Wood Moisture Content Guide

Safe equilibrium moisture content targets for furniture, flooring, exterior, and structural timber.

Interior

Application Target MC Notes
Fine furniture (heated interior) 6–8% Critical — even small movement can rack joints or crack panels
Kitchen & bathroom cabinets 7–9% Slightly higher tolerance; face grain panels should be≤ 8%
Interior doors & frames 6–8% Must be stable before hanging — otherwise doors won't close properly in summer
Interior trim & moulding 6–8% Paint-grade can tolerate 9%; stain-grade must be fully dry
Hardwood flooring (solid) 6–9% Acclimate 3–7 days on-site before installation
Hardwood flooring (engineered) 6–9% Less sensitive to MC than solid; follow manufacturer guidance

Exterior

Application Target MC Notes
Exterior doors & window frames 9–14% Pre-prime all surfaces including end grain before installation
Exterior decking 12–15% Leave expansion gaps — decking will swell and shrink seasonally
Exterior siding & cladding 12–14% Back-prime before nailing; leave 1/8″ gaps at end joints
Outdoor furniture 12–16% Use species with natural rot resistance or treat with preservative

Structural

Application Target MC Notes
Structural framing (studs, joists) <19% Building codes require ≤19%; kiln-dried (KD) framing is≤ 19% by definition
Timber frame & post-and-beam <18% Green timber is often used deliberately — joints are cut large and tighten as wood dries
Glulam & engineered lumber 10–14% Manufactured at controlled MC; store dry

Specialty

Application Target MC Notes
Musical instruments 6–8% Extremely sensitive — a single humidity spike can crack a guitar top
Boat building (hull planking) 12–15% Traditional carvel planking swells to seal seams; cold-moulded uses epoxy at lower MC

Equilibrium moisture content (EMC)

Wood naturally gains or loses moisture until it reaches equilibrium moisture content — the MC at which it neither absorbs nor releases water for a given temperature and relative humidity.
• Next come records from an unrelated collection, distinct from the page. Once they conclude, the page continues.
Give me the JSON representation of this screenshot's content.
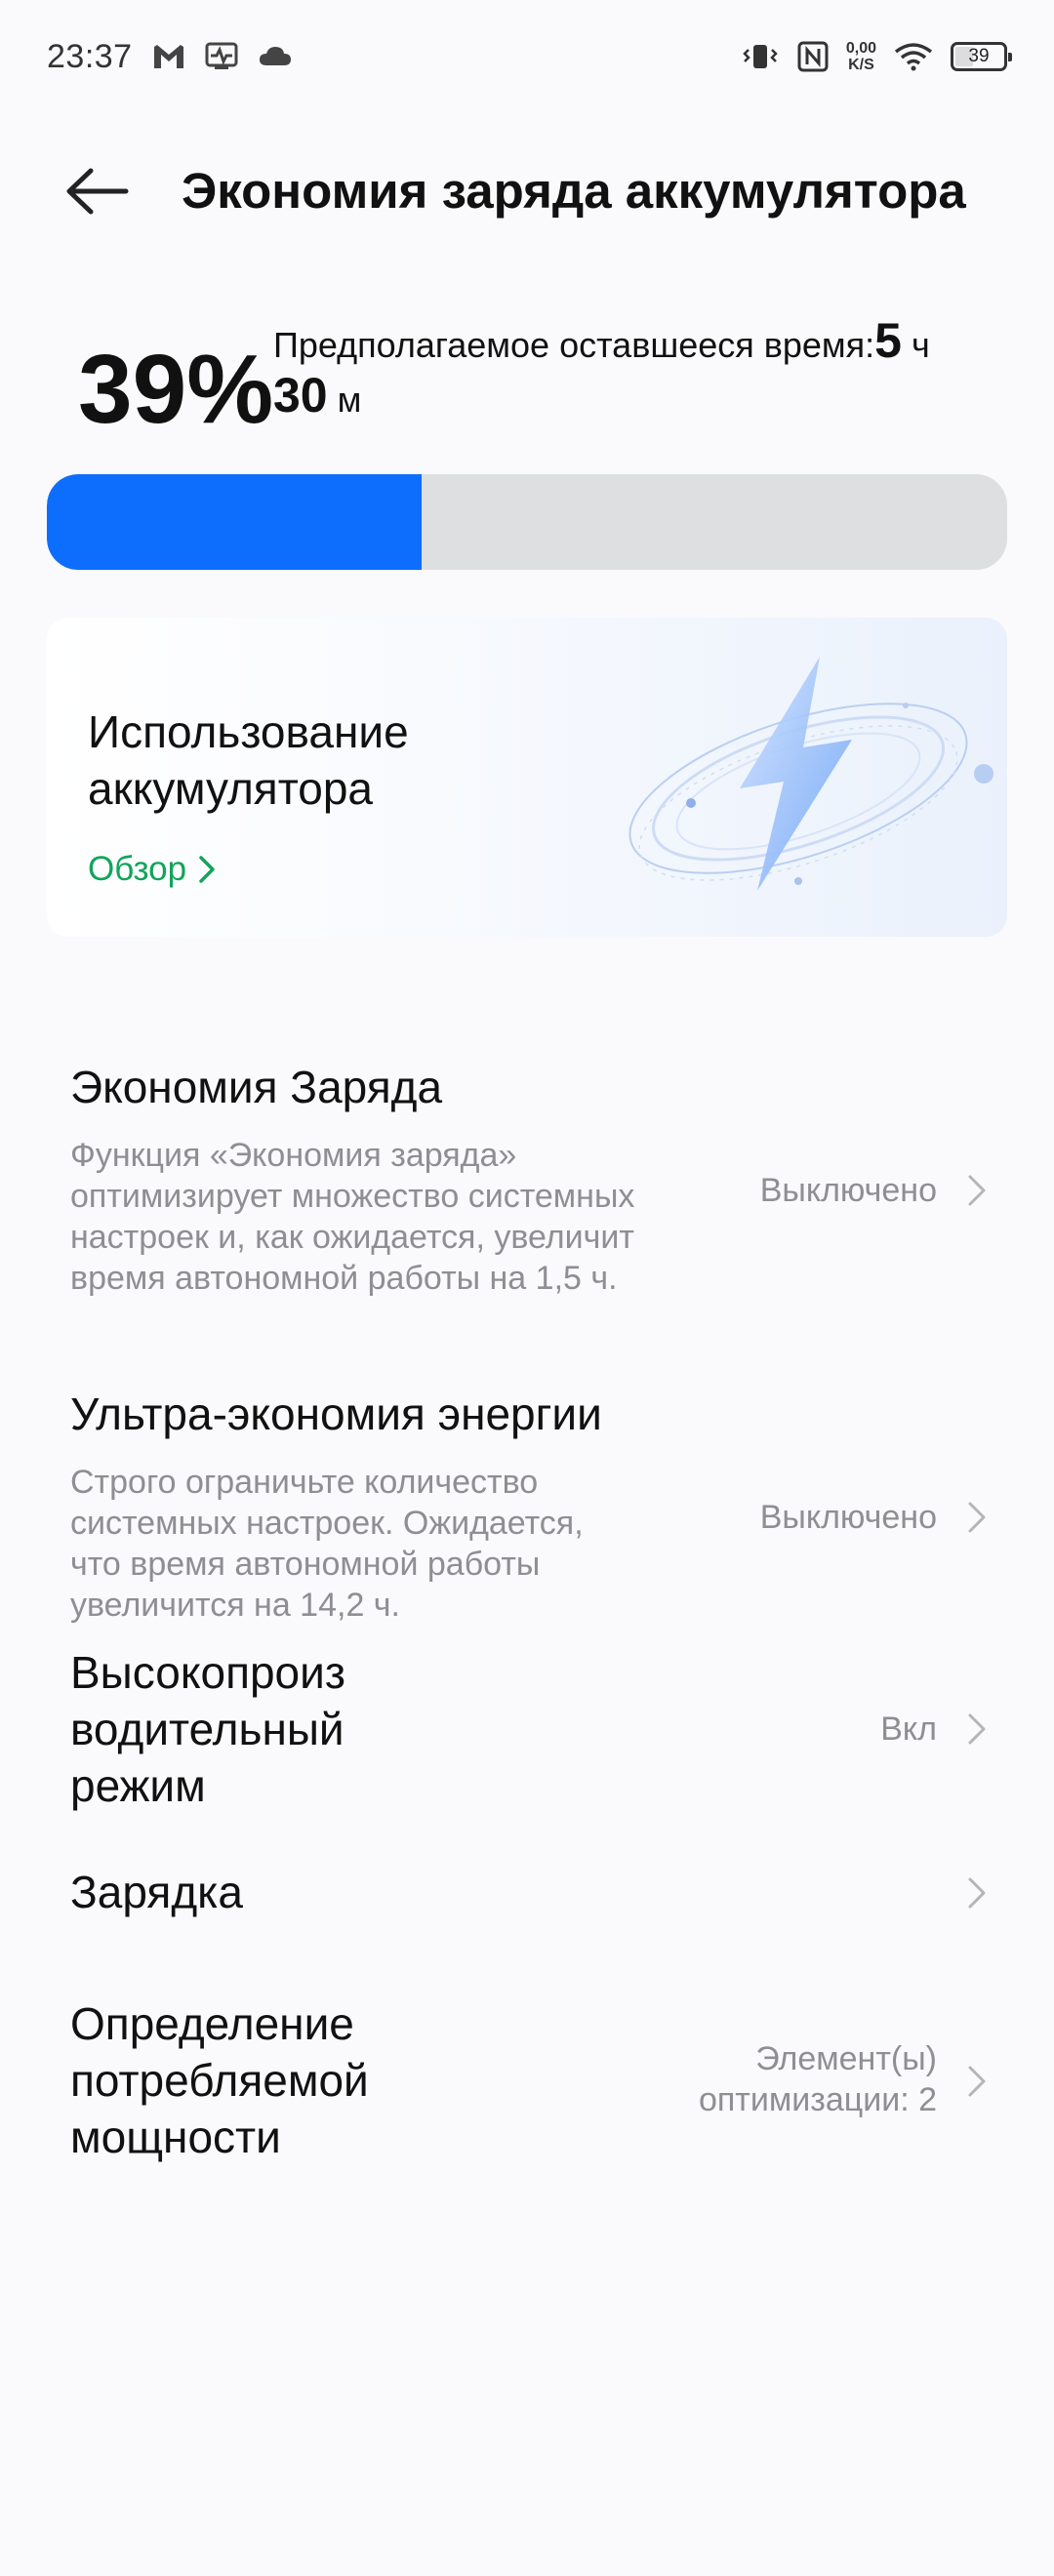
{
  "status_bar": {
    "time": "23:37",
    "left_icons": [
      "gmail-icon",
      "health-icon",
      "cloud-icon"
    ],
    "right_icons": [
      "vibrate-icon",
      "nfc-icon",
      "wifi-icon"
    ],
    "net_speed_value": "0,00",
    "net_speed_unit": "K/S",
    "battery_level": "39"
  },
  "header": {
    "back_icon": "arrow-left-icon",
    "title": "Экономия заряда аккумулятора"
  },
  "battery": {
    "percent_text": "39%",
    "percent_value": 39,
    "remaining_label": "Предполагаемое оставшееся время:",
    "hours_value": "5",
    "hours_unit": "ч",
    "minutes_value": "30",
    "minutes_unit": "м",
    "fill_color": "#0d6efd",
    "track_color": "#dedfe1"
  },
  "usage_card": {
    "title_line1": "Использование",
    "title_line2": "аккумулятора",
    "link_label": "Обзор",
    "link_color": "#12a45a",
    "illustration": "lightning-bolt-icon"
  },
  "settings": [
    {
      "title": "Экономия Заряда",
      "desc_lines": [
        "Функция «Экономия заряда»",
        "оптимизирует множество системных",
        "настроек и, как ожидается, увеличит",
        "время автономной работы на 1,5 ч."
      ],
      "value": "Выключено"
    },
    {
      "title": "Ультра-экономия энергии",
      "desc_lines": [
        "Строго ограничьте количество",
        "системных настроек. Ожидается,",
        "что время автономной работы",
        "увеличится на 14,2 ч."
      ],
      "value": "Выключено"
    },
    {
      "title_lines": [
        "Высокопроиз",
        "водительный",
        "режим"
      ],
      "value": "Вкл"
    },
    {
      "title": "Зарядка",
      "value": ""
    },
    {
      "title_lines": [
        "Определение",
        "потребляемой",
        "мощности"
      ],
      "value_lines": [
        "Элемент(ы)",
        "оптимизации: 2"
      ]
    }
  ]
}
In most of the US, indoor EMC ranges from 6–9%.

Rule of thumb: acclimate lumber in the room or environment where it will live for at least 48–72 hours (and up to 2 weeks for thick stock) before machining. Measure MC with a pin or pinless moisture meter before cutting joinery.

A 1% MC change causes roughly 1% dimensional change tangentially (across flat grain) and 0.5% radially. In a 12″ wide panel, that's ⅛–¼″ of movement — enough to split a glued-up panel or rack a face frame.